When observing awards currently being given and received in the Australian theatre industry today, it is quite difficult to delve into too much research before one comes across the Helpmann Awards, named after theatrical chameleon, Sir Robert Helpmann (1909-1986.) As written on the homepage of the Helpmann Awards website, “The annual Helpmann awards recognise distinguished artistic achievement and excellence in the many disciplines of Australia’s vibrant live performance sectors including musical theatre, contemporary music, comedy, cabaret, opera, classical music, theatre, dance and physical theatre.” Established by Live Performance Australia in 2001, one of the principle objects in establishing the awards is to “nationally and internationally serve and promote the Australian live performance industry by ensuring the awards are the most prestigious awards in the industry and the highlight of each season.” The rule manual for the awards, available on the website, certainly supports and demonstrates how this statement is made a reality, with a thorough outline of eligibility standards, the nomination process, rule breaches etc. It becomes quite apparent whilst reading the aforementioned manual, that Live Performance Australia take standards of morality and conduct extremely seriously, having put in place a number of preventative measures to block any unfair nomination or voting. For example, Chapter 2, Rule 4 regarding the nominating bodies for the awards outlines
3. Each Nominating Panel must consist of:
(a) 2 nominees of the Executive Council who will act as Head and Deputy Head of the Nominating Panel; and
(b) Not less than 9, and up to 20, persons appointed by HAAC who:
i) Agree to use their best efforts to attend each eligible production falling within the Artistic Discipline of the Nominating Panel
ii)Have each made a prominent contribution to that Artistic Discipline or are recognised by HAAC as a practitioner or professional in the industry and having expertise within the Artistic Discipline; and
iii) Collectively provide a reasonable representation of the Artistic Discipline.
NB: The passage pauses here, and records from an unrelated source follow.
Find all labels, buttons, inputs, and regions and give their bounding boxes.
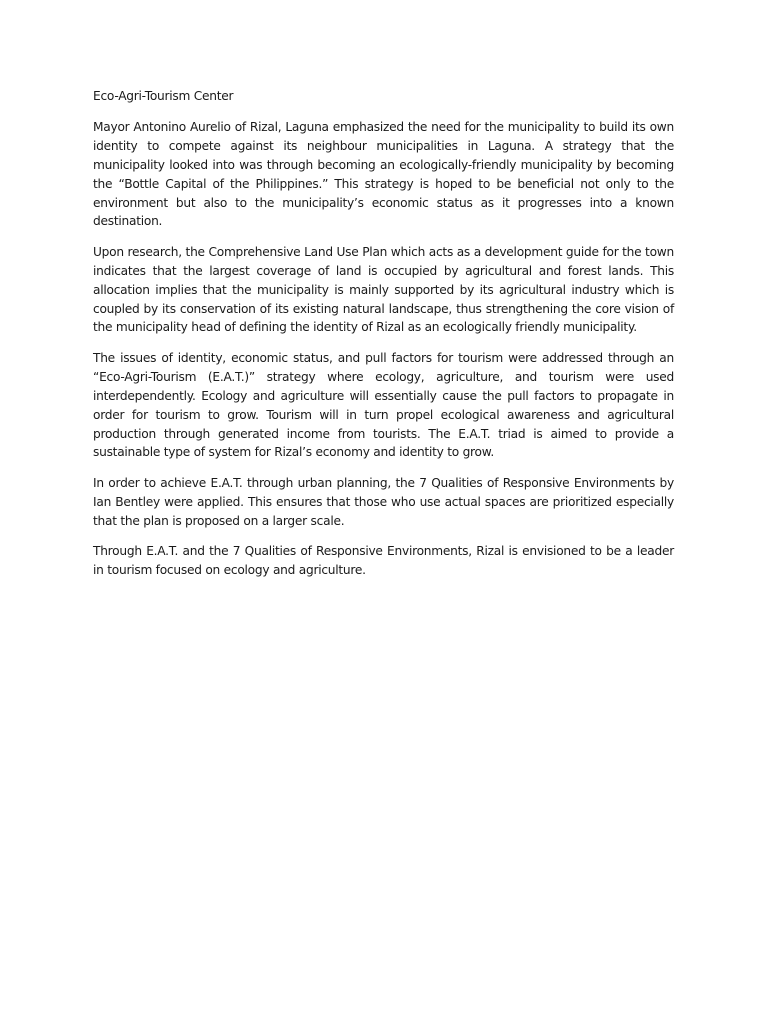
- document-body: [93, 87, 674, 591]
- paragraph-mayor-strategy: Mayor Antonino Aurelio of Rizal, Laguna emphasized the need for the municipality to build its own identity to compete against its neighbour municipalities in Laguna. A strategy that the municipality looked into was through becoming an ecologically-friendly municipality by becoming the “Bottle Capital of the Philippines.” This strategy is hoped to be beneficial not only to the environment but also to the municipality’s economic status as it progresses into a known destination.: [93, 119, 674, 229]
- paragraph-conclusion: Through E.A.T. and the 7 Qualities of Responsive Environments, Rizal is envisioned to be a leader in tourism focused on ecology and agriculture.: [93, 544, 674, 577]
- paragraph-land-use-plan: Upon research, the Comprehensive Land Use Plan which acts as a development guide for the town indicates that the largest coverage of land is occupied by agricultural and forest lands. This allocation implies that the municipality is mainly supported by its agricultural industry which is coupled by its conservation of its existing natural landscape, thus strengthening the core vision of the municipality head of defining the identity of Rizal as an ecologically friendly municipality.: [93, 244, 674, 335]
- paragraph-responsive-environments: In order to achieve E.A.T. through urban planning, the 7 Qualities of Responsive Environments by Ian Bentley were applied. This ensures that those who use actual spaces are prioritized especially that the plan is proposed on a larger scale.: [93, 475, 674, 528]
- document-title: Eco-Agri-Tourism Center: [93, 89, 234, 103]
- paragraph-eat-strategy: The issues of identity, economic status, and pull factors for tourism were addressed through an “Eco-Agri-Tourism (E.A.T.)” strategy where ecology, agriculture, and tourism were used interdependently. Ecology and agriculture will essentially cause the pull factors to propagate in order for tourism to grow. Tourism will in turn propel ecological awareness and agricultural production through generated income from tourists. The E.A.T. triad is aimed to provide a sustainable type of system for Rizal’s economy and identity to grow.: [93, 350, 674, 460]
The only clause which rings alarm bells within the rule manual is rule 5, point3, whereby on any one voting committee there can be a previously nominated or successful recipient of a Helpmann. In such an interconnected industry, it appears that this may be a scenario where for example, if one of the nominating bodies has worked with a potential nominee previously, they may develop a bias stand (whether consciously or subconsciously.) Is there anyway of regulating this? Honestly I don’t see how, but as Chris Thompson the president of the Greenroom Awards states these panels “Demand people, who are seeing the work and making the decisions and who are practitioners of a high calibre or respected… you would hope their opinions and viewpoints are the same.”
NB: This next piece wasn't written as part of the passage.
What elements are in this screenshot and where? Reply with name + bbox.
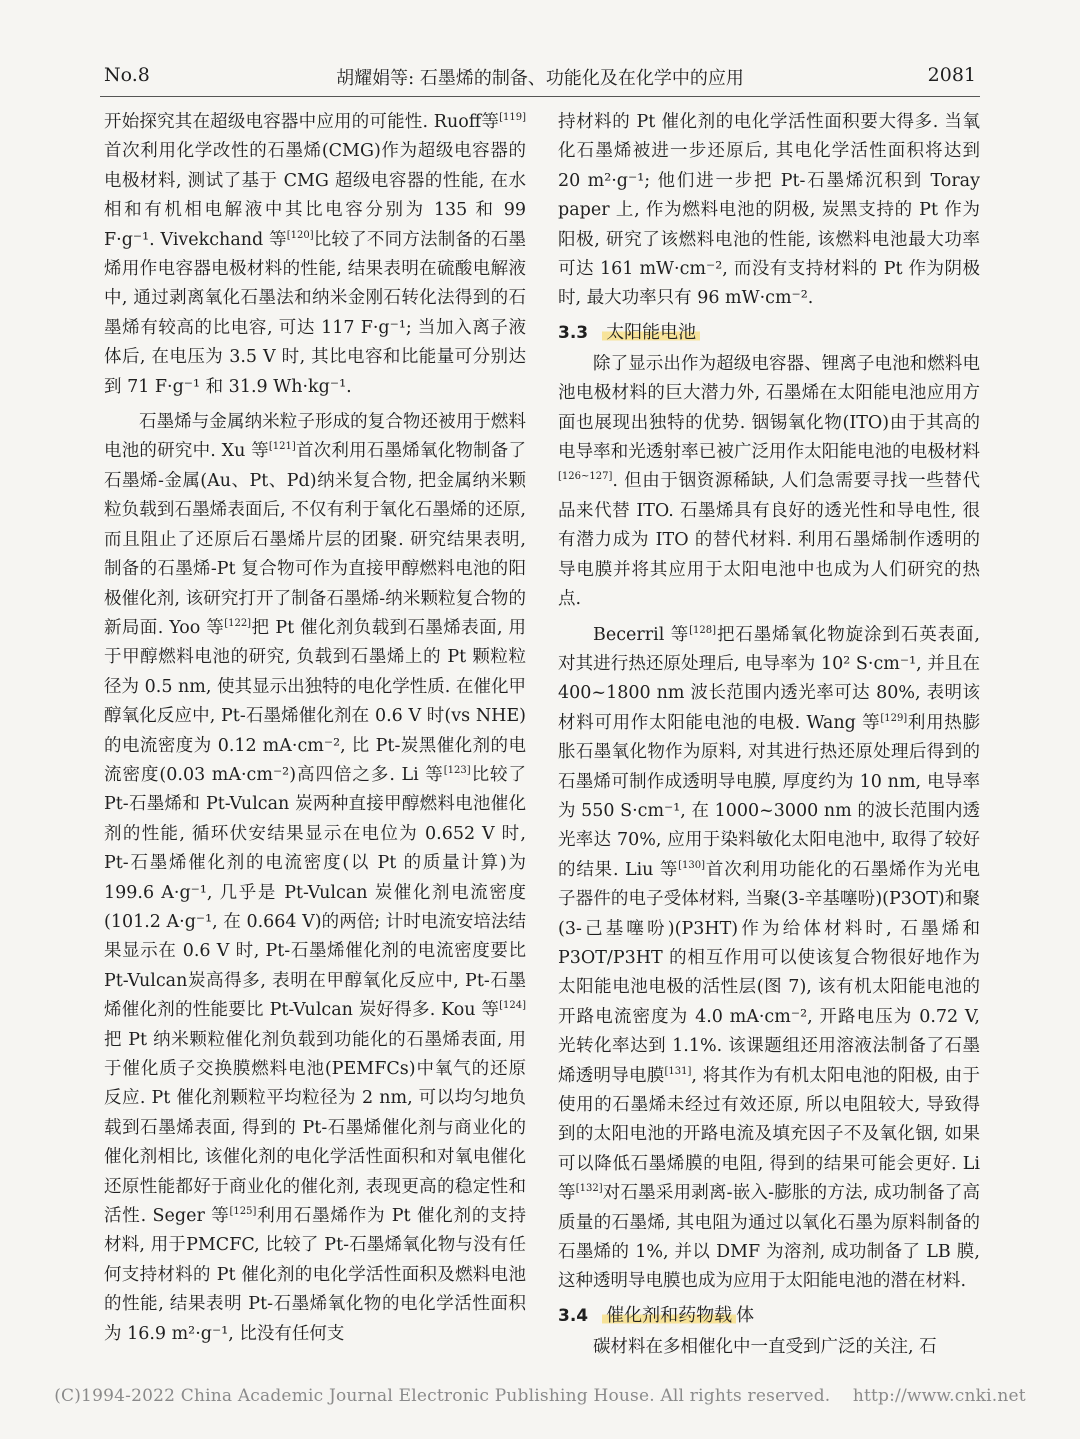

Mr Thompson who has been involved with the Greenroom awards for over a year now is the president of the organisation and undertakes a number of duties on a daily basis, both short term (governing the organisation) and long term (strategic planning for the future.) When asked how he could assure any community member that the Greenroom awards are not a popularity contest, Mr Thompson pointed out that whilst the Greenroom organisation is voluntary, it draws membership from within the industry, therefore the organisation places a great deal of trust in the integrity of its panel members. There is also a strong emphasis placed on each panel being balanced with a number of people from different disciplines within the industry so each aspect of any one production can be appreciated and voted on accordingly. “We don’t want a whole panel of directors or actors or designers or dramaturges, but we do want all those varying people on the panel.” There is also a very strong tradition within the association and policy on conflict of interest, which is extremely difficult within an industry award and as everyone seems to be connected in one way or another. In this case the individual with the conflict of interest does not get to vote on the particular work at the source of the conflict. “ It’s frustrating but reassuring when someone who’s opinion you value or respect has to withdraw, but reassuring that they aren’t able to sway the decision one way or another,” states Mr Thompson. “It’s an imperfection you choose to live with.”
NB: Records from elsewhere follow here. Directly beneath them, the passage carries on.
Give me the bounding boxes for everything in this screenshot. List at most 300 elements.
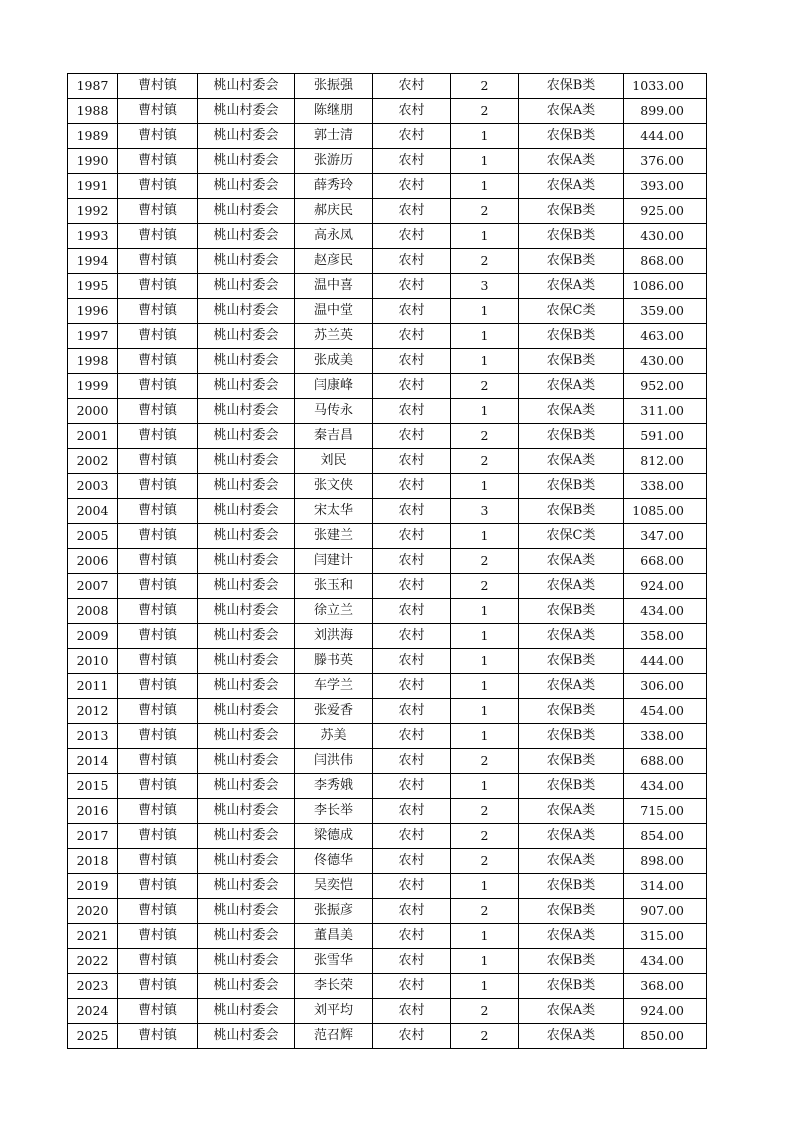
insurance-category-cell: 农保A类 [519, 574, 624, 599]
insurance-category-cell: 农保A类 [519, 374, 624, 399]
household-type-cell: 农村 [373, 349, 451, 374]
town-cell: 曹村镇 [118, 749, 198, 774]
insurance-category-cell: 农保A类 [519, 174, 624, 199]
serial-number-cell: 2009 [68, 624, 118, 649]
serial-number-cell: 2001 [68, 424, 118, 449]
amount-cell: 812.00 [624, 449, 707, 474]
member-count-cell: 2 [451, 749, 519, 774]
table-row [68, 1024, 707, 1049]
name-cell: 张爱香 [295, 699, 373, 724]
name-cell: 郭士清 [295, 124, 373, 149]
household-type-cell: 农村 [373, 699, 451, 724]
table-row [68, 424, 707, 449]
household-type-cell: 农村 [373, 124, 451, 149]
village-committee-cell: 桃山村委会 [198, 724, 295, 749]
village-committee-cell: 桃山村委会 [198, 424, 295, 449]
village-committee-cell: 桃山村委会 [198, 474, 295, 499]
table-row [68, 524, 707, 549]
table-row [68, 499, 707, 524]
member-count-cell: 3 [451, 274, 519, 299]
member-count-cell: 1 [451, 349, 519, 374]
amount-cell: 454.00 [624, 699, 707, 724]
village-committee-cell: 桃山村委会 [198, 124, 295, 149]
town-cell: 曹村镇 [118, 299, 198, 324]
amount-cell: 1086.00 [624, 274, 707, 299]
serial-number-cell: 1991 [68, 174, 118, 199]
name-cell: 薛秀玲 [295, 174, 373, 199]
member-count-cell: 2 [451, 824, 519, 849]
amount-cell: 359.00 [624, 299, 707, 324]
serial-number-cell: 2014 [68, 749, 118, 774]
member-count-cell: 3 [451, 499, 519, 524]
name-cell: 吴奕恺 [295, 874, 373, 899]
amount-cell: 376.00 [624, 149, 707, 174]
table-row [68, 674, 707, 699]
serial-number-cell: 1997 [68, 324, 118, 349]
name-cell: 滕书英 [295, 649, 373, 674]
village-committee-cell: 桃山村委会 [198, 599, 295, 624]
table-row [68, 399, 707, 424]
insurance-category-cell: 农保A类 [519, 1024, 624, 1049]
member-count-cell: 1 [451, 224, 519, 249]
member-count-cell: 2 [451, 999, 519, 1024]
amount-cell: 924.00 [624, 574, 707, 599]
serial-number-cell: 2023 [68, 974, 118, 999]
name-cell: 张建兰 [295, 524, 373, 549]
amount-cell: 434.00 [624, 949, 707, 974]
table-row [68, 599, 707, 624]
insurance-category-cell: 农保C类 [519, 524, 624, 549]
serial-number-cell: 2020 [68, 899, 118, 924]
name-cell: 赵彦民 [295, 249, 373, 274]
amount-cell: 952.00 [624, 374, 707, 399]
town-cell: 曹村镇 [118, 799, 198, 824]
village-committee-cell: 桃山村委会 [198, 874, 295, 899]
village-committee-cell: 桃山村委会 [198, 399, 295, 424]
serial-number-cell: 2003 [68, 474, 118, 499]
member-count-cell: 2 [451, 799, 519, 824]
member-count-cell: 1 [451, 949, 519, 974]
insurance-category-cell: 农保B类 [519, 199, 624, 224]
village-committee-cell: 桃山村委会 [198, 374, 295, 399]
town-cell: 曹村镇 [118, 599, 198, 624]
serial-number-cell: 1995 [68, 274, 118, 299]
amount-cell: 854.00 [624, 824, 707, 849]
member-count-cell: 1 [451, 399, 519, 424]
serial-number-cell: 1998 [68, 349, 118, 374]
table-row [68, 974, 707, 999]
amount-cell: 315.00 [624, 924, 707, 949]
member-count-cell: 1 [451, 474, 519, 499]
village-committee-cell: 桃山村委会 [198, 349, 295, 374]
table-row [68, 99, 707, 124]
amount-cell: 1033.00 [624, 74, 707, 99]
insurance-category-cell: 农保A类 [519, 849, 624, 874]
member-count-cell: 1 [451, 524, 519, 549]
name-cell: 郝庆民 [295, 199, 373, 224]
serial-number-cell: 1999 [68, 374, 118, 399]
name-cell: 温中堂 [295, 299, 373, 324]
household-type-cell: 农村 [373, 524, 451, 549]
name-cell: 刘民 [295, 449, 373, 474]
amount-cell: 688.00 [624, 749, 707, 774]
name-cell: 张振彦 [295, 899, 373, 924]
town-cell: 曹村镇 [118, 524, 198, 549]
household-type-cell: 农村 [373, 1024, 451, 1049]
name-cell: 闫康峰 [295, 374, 373, 399]
member-count-cell: 1 [451, 624, 519, 649]
table-row [68, 149, 707, 174]
serial-number-cell: 1990 [68, 149, 118, 174]
name-cell: 苏兰英 [295, 324, 373, 349]
insurance-category-cell: 农保B类 [519, 424, 624, 449]
household-type-cell: 农村 [373, 374, 451, 399]
name-cell: 陈继朋 [295, 99, 373, 124]
amount-cell: 850.00 [624, 1024, 707, 1049]
member-count-cell: 1 [451, 924, 519, 949]
table-row [68, 574, 707, 599]
household-type-cell: 农村 [373, 224, 451, 249]
town-cell: 曹村镇 [118, 674, 198, 699]
table-row [68, 799, 707, 824]
village-committee-cell: 桃山村委会 [198, 999, 295, 1024]
town-cell: 曹村镇 [118, 449, 198, 474]
table-row [68, 124, 707, 149]
town-cell: 曹村镇 [118, 699, 198, 724]
table-row [68, 749, 707, 774]
village-committee-cell: 桃山村委会 [198, 899, 295, 924]
insurance-category-cell: 农保A类 [519, 149, 624, 174]
town-cell: 曹村镇 [118, 974, 198, 999]
insurance-category-cell: 农保B类 [519, 249, 624, 274]
amount-cell: 358.00 [624, 624, 707, 649]
serial-number-cell: 1994 [68, 249, 118, 274]
amount-cell: 715.00 [624, 799, 707, 824]
member-count-cell: 1 [451, 724, 519, 749]
town-cell: 曹村镇 [118, 324, 198, 349]
insurance-category-cell: 农保B类 [519, 74, 624, 99]
amount-cell: 668.00 [624, 549, 707, 574]
village-committee-cell: 桃山村委会 [198, 449, 295, 474]
serial-number-cell: 2019 [68, 874, 118, 899]
member-count-cell: 1 [451, 674, 519, 699]
amount-cell: 434.00 [624, 774, 707, 799]
table-row [68, 949, 707, 974]
household-type-cell: 农村 [373, 449, 451, 474]
village-committee-cell: 桃山村委会 [198, 849, 295, 874]
table-row [68, 624, 707, 649]
amount-cell: 899.00 [624, 99, 707, 124]
name-cell: 李长荣 [295, 974, 373, 999]
table-row [68, 649, 707, 674]
village-committee-cell: 桃山村委会 [198, 249, 295, 274]
member-count-cell: 2 [451, 849, 519, 874]
member-count-cell: 1 [451, 324, 519, 349]
table-row [68, 724, 707, 749]
table-row [68, 699, 707, 724]
town-cell: 曹村镇 [118, 274, 198, 299]
town-cell: 曹村镇 [118, 999, 198, 1024]
household-type-cell: 农村 [373, 324, 451, 349]
serial-number-cell: 2010 [68, 649, 118, 674]
member-count-cell: 2 [451, 1024, 519, 1049]
table-row [68, 224, 707, 249]
household-type-cell: 农村 [373, 99, 451, 124]
household-type-cell: 农村 [373, 574, 451, 599]
table-row [68, 474, 707, 499]
household-type-cell: 农村 [373, 999, 451, 1024]
member-count-cell: 1 [451, 974, 519, 999]
table-row [68, 274, 707, 299]
insurance-category-cell: 农保A类 [519, 999, 624, 1024]
household-type-cell: 农村 [373, 924, 451, 949]
member-count-cell: 1 [451, 149, 519, 174]
amount-cell: 925.00 [624, 199, 707, 224]
amount-cell: 430.00 [624, 224, 707, 249]
town-cell: 曹村镇 [118, 224, 198, 249]
member-count-cell: 1 [451, 774, 519, 799]
member-count-cell: 2 [451, 74, 519, 99]
member-count-cell: 1 [451, 174, 519, 199]
town-cell: 曹村镇 [118, 349, 198, 374]
name-cell: 闫建计 [295, 549, 373, 574]
name-cell: 李长举 [295, 799, 373, 824]
table-row [68, 349, 707, 374]
amount-cell: 591.00 [624, 424, 707, 449]
household-type-cell: 农村 [373, 299, 451, 324]
amount-cell: 463.00 [624, 324, 707, 349]
insurance-category-cell: 农保B类 [519, 949, 624, 974]
name-cell: 刘平均 [295, 999, 373, 1024]
benefit-roster-table [67, 73, 707, 1049]
amount-cell: 338.00 [624, 474, 707, 499]
insurance-category-cell: 农保A类 [519, 799, 624, 824]
town-cell: 曹村镇 [118, 249, 198, 274]
household-type-cell: 农村 [373, 974, 451, 999]
name-cell: 温中喜 [295, 274, 373, 299]
village-committee-cell: 桃山村委会 [198, 324, 295, 349]
serial-number-cell: 2011 [68, 674, 118, 699]
table-row [68, 999, 707, 1024]
name-cell: 张玉和 [295, 574, 373, 599]
table-row [68, 824, 707, 849]
insurance-category-cell: 农保B类 [519, 349, 624, 374]
member-count-cell: 2 [451, 424, 519, 449]
village-committee-cell: 桃山村委会 [198, 149, 295, 174]
town-cell: 曹村镇 [118, 549, 198, 574]
household-type-cell: 农村 [373, 274, 451, 299]
village-committee-cell: 桃山村委会 [198, 774, 295, 799]
member-count-cell: 1 [451, 299, 519, 324]
name-cell: 高永凤 [295, 224, 373, 249]
town-cell: 曹村镇 [118, 199, 198, 224]
table-row [68, 374, 707, 399]
village-committee-cell: 桃山村委会 [198, 574, 295, 599]
serial-number-cell: 1992 [68, 199, 118, 224]
table-row [68, 549, 707, 574]
town-cell: 曹村镇 [118, 924, 198, 949]
village-committee-cell: 桃山村委会 [198, 624, 295, 649]
household-type-cell: 农村 [373, 399, 451, 424]
village-committee-cell: 桃山村委会 [198, 524, 295, 549]
serial-number-cell: 2005 [68, 524, 118, 549]
village-committee-cell: 桃山村委会 [198, 99, 295, 124]
household-type-cell: 农村 [373, 149, 451, 174]
name-cell: 马传永 [295, 399, 373, 424]
insurance-category-cell: 农保B类 [519, 899, 624, 924]
town-cell: 曹村镇 [118, 474, 198, 499]
serial-number-cell: 2006 [68, 549, 118, 574]
insurance-category-cell: 农保B类 [519, 324, 624, 349]
member-count-cell: 1 [451, 649, 519, 674]
town-cell: 曹村镇 [118, 649, 198, 674]
name-cell: 张雪华 [295, 949, 373, 974]
town-cell: 曹村镇 [118, 74, 198, 99]
name-cell: 张振强 [295, 74, 373, 99]
name-cell: 董昌美 [295, 924, 373, 949]
town-cell: 曹村镇 [118, 624, 198, 649]
household-type-cell: 农村 [373, 874, 451, 899]
town-cell: 曹村镇 [118, 424, 198, 449]
village-committee-cell: 桃山村委会 [198, 924, 295, 949]
insurance-category-cell: 农保B类 [519, 474, 624, 499]
name-cell: 秦吉昌 [295, 424, 373, 449]
household-type-cell: 农村 [373, 424, 451, 449]
table-row [68, 874, 707, 899]
name-cell: 宋太华 [295, 499, 373, 524]
insurance-category-cell: 农保B类 [519, 724, 624, 749]
amount-cell: 1085.00 [624, 499, 707, 524]
serial-number-cell: 1989 [68, 124, 118, 149]
table-row [68, 899, 707, 924]
serial-number-cell: 2024 [68, 999, 118, 1024]
household-type-cell: 农村 [373, 824, 451, 849]
village-committee-cell: 桃山村委会 [198, 949, 295, 974]
village-committee-cell: 桃山村委会 [198, 274, 295, 299]
insurance-category-cell: 农保B类 [519, 699, 624, 724]
town-cell: 曹村镇 [118, 499, 198, 524]
household-type-cell: 农村 [373, 474, 451, 499]
name-cell: 刘洪海 [295, 624, 373, 649]
member-count-cell: 1 [451, 874, 519, 899]
town-cell: 曹村镇 [118, 874, 198, 899]
serial-number-cell: 1987 [68, 74, 118, 99]
serial-number-cell: 2025 [68, 1024, 118, 1049]
insurance-category-cell: 农保A类 [519, 674, 624, 699]
village-committee-cell: 桃山村委会 [198, 699, 295, 724]
serial-number-cell: 2021 [68, 924, 118, 949]
serial-number-cell: 1996 [68, 299, 118, 324]
table-row [68, 299, 707, 324]
member-count-cell: 2 [451, 899, 519, 924]
member-count-cell: 2 [451, 374, 519, 399]
serial-number-cell: 2007 [68, 574, 118, 599]
serial-number-cell: 2016 [68, 799, 118, 824]
village-committee-cell: 桃山村委会 [198, 674, 295, 699]
amount-cell: 347.00 [624, 524, 707, 549]
village-committee-cell: 桃山村委会 [198, 499, 295, 524]
table-row [68, 174, 707, 199]
name-cell: 徐立兰 [295, 599, 373, 624]
member-count-cell: 1 [451, 124, 519, 149]
village-committee-cell: 桃山村委会 [198, 224, 295, 249]
name-cell: 车学兰 [295, 674, 373, 699]
amount-cell: 306.00 [624, 674, 707, 699]
amount-cell: 444.00 [624, 649, 707, 674]
household-type-cell: 农村 [373, 849, 451, 874]
town-cell: 曹村镇 [118, 124, 198, 149]
serial-number-cell: 2017 [68, 824, 118, 849]
name-cell: 范召辉 [295, 1024, 373, 1049]
serial-number-cell: 2004 [68, 499, 118, 524]
town-cell: 曹村镇 [118, 949, 198, 974]
insurance-category-cell: 农保A类 [519, 99, 624, 124]
serial-number-cell: 1988 [68, 99, 118, 124]
table-row [68, 249, 707, 274]
member-count-cell: 1 [451, 599, 519, 624]
town-cell: 曹村镇 [118, 824, 198, 849]
town-cell: 曹村镇 [118, 724, 198, 749]
insurance-category-cell: 农保C类 [519, 299, 624, 324]
insurance-category-cell: 农保B类 [519, 749, 624, 774]
name-cell: 梁德成 [295, 824, 373, 849]
insurance-category-cell: 农保B类 [519, 649, 624, 674]
town-cell: 曹村镇 [118, 399, 198, 424]
village-committee-cell: 桃山村委会 [198, 824, 295, 849]
name-cell: 张游历 [295, 149, 373, 174]
member-count-cell: 2 [451, 99, 519, 124]
village-committee-cell: 桃山村委会 [198, 549, 295, 574]
amount-cell: 338.00 [624, 724, 707, 749]
household-type-cell: 农村 [373, 774, 451, 799]
amount-cell: 311.00 [624, 399, 707, 424]
insurance-category-cell: 农保A类 [519, 399, 624, 424]
serial-number-cell: 2015 [68, 774, 118, 799]
household-type-cell: 农村 [373, 74, 451, 99]
table-body [68, 74, 707, 1049]
household-type-cell: 农村 [373, 724, 451, 749]
household-type-cell: 农村 [373, 674, 451, 699]
amount-cell: 430.00 [624, 349, 707, 374]
household-type-cell: 农村 [373, 249, 451, 274]
household-type-cell: 农村 [373, 499, 451, 524]
insurance-category-cell: 农保B类 [519, 599, 624, 624]
insurance-category-cell: 农保B类 [519, 974, 624, 999]
village-committee-cell: 桃山村委会 [198, 174, 295, 199]
amount-cell: 898.00 [624, 849, 707, 874]
village-committee-cell: 桃山村委会 [198, 74, 295, 99]
amount-cell: 393.00 [624, 174, 707, 199]
insurance-category-cell: 农保B类 [519, 224, 624, 249]
household-type-cell: 农村 [373, 599, 451, 624]
table-row [68, 74, 707, 99]
name-cell: 闫洪伟 [295, 749, 373, 774]
amount-cell: 868.00 [624, 249, 707, 274]
household-type-cell: 农村 [373, 624, 451, 649]
table-row [68, 924, 707, 949]
table-row [68, 849, 707, 874]
town-cell: 曹村镇 [118, 174, 198, 199]
town-cell: 曹村镇 [118, 899, 198, 924]
member-count-cell: 1 [451, 699, 519, 724]
name-cell: 张成美 [295, 349, 373, 374]
name-cell: 苏美 [295, 724, 373, 749]
insurance-category-cell: 农保B类 [519, 124, 624, 149]
household-type-cell: 农村 [373, 799, 451, 824]
amount-cell: 434.00 [624, 599, 707, 624]
town-cell: 曹村镇 [118, 849, 198, 874]
table-row [68, 774, 707, 799]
Thus, with an industry insider dropping the term ‘imperfection’ the question does arise- is there a perfect method to handing out awards and avoiding bias? Mr Thompson believes that “There is no perfect system, but you can aspire to get as close to that as you can.” I agree 1000% with this statement. Regardless of what measures are put into place to prevent favouritism within a vote or a nomination for any award, whether it’s a Helpmann, a Greenroom or a student of the week certificate in primary school, as human beings there is always going to be a sub conscious pull to a certain person or piece of work. This is purely a difference in appreciation and not a malicious attempt to create a bias industry! Awards aside however I can guarantee that any performer, director, musical director, set designer or any industry professional for that matter will tell you, that the greatest award of all is the rapturous applause heard from audience members at the end of a live performance. That is the sign of a true winner.